Esqueça aquela ideia de que alguns são criativos e outros não.

Se você cresceu ou conviveu com pessoas muito ativas, inventivas e originais talvez tenha se habituado a concordar com o senso geral que dizia que elas eram supercriativas e provavelmente tenha se convencido de que você não é.

Ou, se você era uma daquelas pessoas que viviam “inventando moda” e fazendo arte, talvez tenha se acostumado tanto aos louros e elogios que passou a se considerar um dos “iluminados’, privilegiado pelos dons criativos que possui.

Nem uma coisa, nem outra.

Somos todos criativos.

A criatividade e a imaginação são atributos do espírito humano, e assim como outras forças da alma, nem sempre se manifestam plenamente, sufocadas pela falta de oportunidade, pelo medo, pelo ressentimento, pela imaturidade, pelas crenças limitantes e condicionamentos diversos.

A energia criativa está em nós, que, de uma forma ou de outra, criamos o tempo todo.

Paradoxalmente, criamos, inclusive, os cenários mentais áridos e sombrios que nos sufocam a criatividade, como nuvens que nos envolvem e nos endurecem, provocando a triste ilusão de que não somos capazes.

E uma das mais poderosas “fábricas de nuvens” é a comparação.

Estudos no campo da Psicologia Positiva demonstram que a comparação social, por exemplo, afeta negativamente a percepção que temos da nossa felicidade, na medida em que analisamos o quanto somos felizes comparando-nos com a felicidade das pessoas ao nosso redor.

Por um lado, condicionados por padrões que nos são praticamente impostos, num mundo onde o diferente não é tolerado, desprezamos a nossa singularidade – aquilo que nos é próprio, único, original – simplesmente por não se ajustar às expectativas alheias ou não se enquadrar no que a cultura de massa valoriza, o que alimenta nosso complexo de inferioridade, inviabiliza o desenvolvimento de nossos talentos e nos afasta da Vida Plena.

Por outro lado, às vezes somos seduzidos pela aparente felicidade alardeada pelos outros, que vendem a ideia de uma vida perfeita e superinteressante nas rodas de amigos ou nos posts das mídias sociais: viagens, relacionamentos incríveis, festas e momentos sempre especiais. Nestas horas a vida do vizinho parece sempre mais intensa e interessante.

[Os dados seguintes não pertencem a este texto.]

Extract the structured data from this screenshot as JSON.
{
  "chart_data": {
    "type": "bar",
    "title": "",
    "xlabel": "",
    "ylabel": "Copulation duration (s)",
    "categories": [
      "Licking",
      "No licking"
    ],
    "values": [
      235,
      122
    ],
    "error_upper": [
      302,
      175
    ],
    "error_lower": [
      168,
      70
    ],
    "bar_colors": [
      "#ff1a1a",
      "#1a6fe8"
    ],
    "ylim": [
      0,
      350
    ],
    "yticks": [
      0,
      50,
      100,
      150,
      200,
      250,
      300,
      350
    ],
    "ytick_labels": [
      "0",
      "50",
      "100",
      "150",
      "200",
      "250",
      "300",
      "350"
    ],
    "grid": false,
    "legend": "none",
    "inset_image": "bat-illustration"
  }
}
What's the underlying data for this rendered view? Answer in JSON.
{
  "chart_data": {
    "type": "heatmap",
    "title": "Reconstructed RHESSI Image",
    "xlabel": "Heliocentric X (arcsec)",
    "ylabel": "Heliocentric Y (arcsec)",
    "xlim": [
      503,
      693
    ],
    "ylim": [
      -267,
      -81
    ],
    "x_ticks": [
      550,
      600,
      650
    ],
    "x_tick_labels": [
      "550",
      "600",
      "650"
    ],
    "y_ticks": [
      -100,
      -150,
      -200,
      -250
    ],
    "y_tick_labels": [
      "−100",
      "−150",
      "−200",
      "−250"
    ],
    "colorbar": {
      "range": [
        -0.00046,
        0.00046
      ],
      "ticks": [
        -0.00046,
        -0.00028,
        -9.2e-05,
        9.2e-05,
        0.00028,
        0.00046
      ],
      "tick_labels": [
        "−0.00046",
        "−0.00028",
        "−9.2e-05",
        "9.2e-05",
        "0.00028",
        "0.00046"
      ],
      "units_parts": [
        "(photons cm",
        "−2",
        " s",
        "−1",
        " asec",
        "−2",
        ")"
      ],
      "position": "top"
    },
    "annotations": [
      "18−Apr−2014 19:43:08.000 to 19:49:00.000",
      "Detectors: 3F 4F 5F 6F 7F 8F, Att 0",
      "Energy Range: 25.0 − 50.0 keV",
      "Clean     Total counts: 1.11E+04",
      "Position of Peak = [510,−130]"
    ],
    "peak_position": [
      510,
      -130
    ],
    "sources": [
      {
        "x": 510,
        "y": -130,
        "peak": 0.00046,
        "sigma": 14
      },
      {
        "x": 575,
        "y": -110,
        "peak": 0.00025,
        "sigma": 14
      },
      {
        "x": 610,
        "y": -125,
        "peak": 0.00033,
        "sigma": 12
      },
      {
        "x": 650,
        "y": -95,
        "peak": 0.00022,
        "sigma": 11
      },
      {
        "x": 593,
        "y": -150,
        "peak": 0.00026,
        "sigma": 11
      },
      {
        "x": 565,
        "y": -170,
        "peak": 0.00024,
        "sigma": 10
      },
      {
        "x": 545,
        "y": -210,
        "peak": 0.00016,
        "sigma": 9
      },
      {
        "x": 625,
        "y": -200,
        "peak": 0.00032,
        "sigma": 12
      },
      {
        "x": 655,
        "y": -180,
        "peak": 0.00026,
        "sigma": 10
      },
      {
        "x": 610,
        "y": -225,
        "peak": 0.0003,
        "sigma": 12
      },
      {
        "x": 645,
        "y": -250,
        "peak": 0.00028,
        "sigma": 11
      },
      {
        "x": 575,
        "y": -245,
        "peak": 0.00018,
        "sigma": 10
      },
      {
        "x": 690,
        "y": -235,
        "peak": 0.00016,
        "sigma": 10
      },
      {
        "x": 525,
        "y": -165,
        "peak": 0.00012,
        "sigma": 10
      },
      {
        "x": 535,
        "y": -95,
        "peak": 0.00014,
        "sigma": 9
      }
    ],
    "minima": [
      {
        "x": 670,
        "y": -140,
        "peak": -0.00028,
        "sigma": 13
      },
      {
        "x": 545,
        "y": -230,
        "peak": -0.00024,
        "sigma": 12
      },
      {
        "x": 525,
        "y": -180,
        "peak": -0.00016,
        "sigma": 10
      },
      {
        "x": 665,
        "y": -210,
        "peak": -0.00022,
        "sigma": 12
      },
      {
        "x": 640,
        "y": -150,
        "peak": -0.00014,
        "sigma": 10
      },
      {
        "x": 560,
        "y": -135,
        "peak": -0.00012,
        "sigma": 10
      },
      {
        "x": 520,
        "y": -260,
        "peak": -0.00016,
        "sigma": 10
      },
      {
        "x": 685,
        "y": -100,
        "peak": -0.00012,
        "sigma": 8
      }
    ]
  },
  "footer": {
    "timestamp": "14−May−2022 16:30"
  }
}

O peso da comparação é tão poderoso, que alguns dos experimentos realizados por cientistas sociais demonstraram que pessoas eram capazes de fazer escolhas aparentemente ilógicas, baseadas apenas na comparação. Durante os testes, preferiam optar por situações em que seu ganho pessoal seria menor desde que as pessoas da sua convivência também viessem a ganhar menos, para que assim não se sentissem tão em “desvantagem” em comparação aos seus pares.

Pare de se comparar e cultive a criatividade!

Está provado que as pessoas mais felizes simplesmente não se comparam aos outros, valorizam sua singularidade e cultivam sua criatividade.

Vidas “comuns” não são vidas “menores”. Pessoas com uma vida aparentemente “extraordinária” (palavra que está na moda para vender promessas de mudanças com mínimo esforço) também se angustiam, também sofrem, encaram rotinas desagradáveis e momentos nada glamorosos. Cada um tem sua dor – não se iluda.

Em nossa singularidade, naquilo que em nós nos é tão próprio, mora a contribuição original que podemos dar a este mundo.

E a criatividade não se expressa apenas pela arte.

A criatividade pode ser exercitada e desenvolvida em todas as coisas.

Conheço gestores supercriativos na forma como conduzem, reconhecem e motivam seus times. Tenho amigos que exercitam sua criatividade na culinária. Outros na forma como contam histórias, outros ainda nas brincadeiras que inventam para seus filhos e netos. Tenho uma grande amiga que inventa mil maneiras criativas de favorecer o desenvolvimento das crianças da ONG que ela preside.

Há quem seja criativo na hora de fazer pão, bolos, artesanato, costuras, bordados, jardinagem, exercícios físicos, passeios, palestras, festas familiares, no cuidado dos bebês, no trato com os idosos, ao organizar suas fotos, ao programar viagens, na forma de educar os filhos, no jeito de estudar, na maneira de cultivar sua fé, ao atender seus clientes, ao alegrar as pessoas ao seu redor ou simplesmente na forma como trata as pessoas em seu dia comum.

Repito: somos todos criativos.

Pare de se comparar e não bloqueie sua força criativa. Estes são ingredientes de uma Vida Plena e a base do legado que você deixará neste mundo.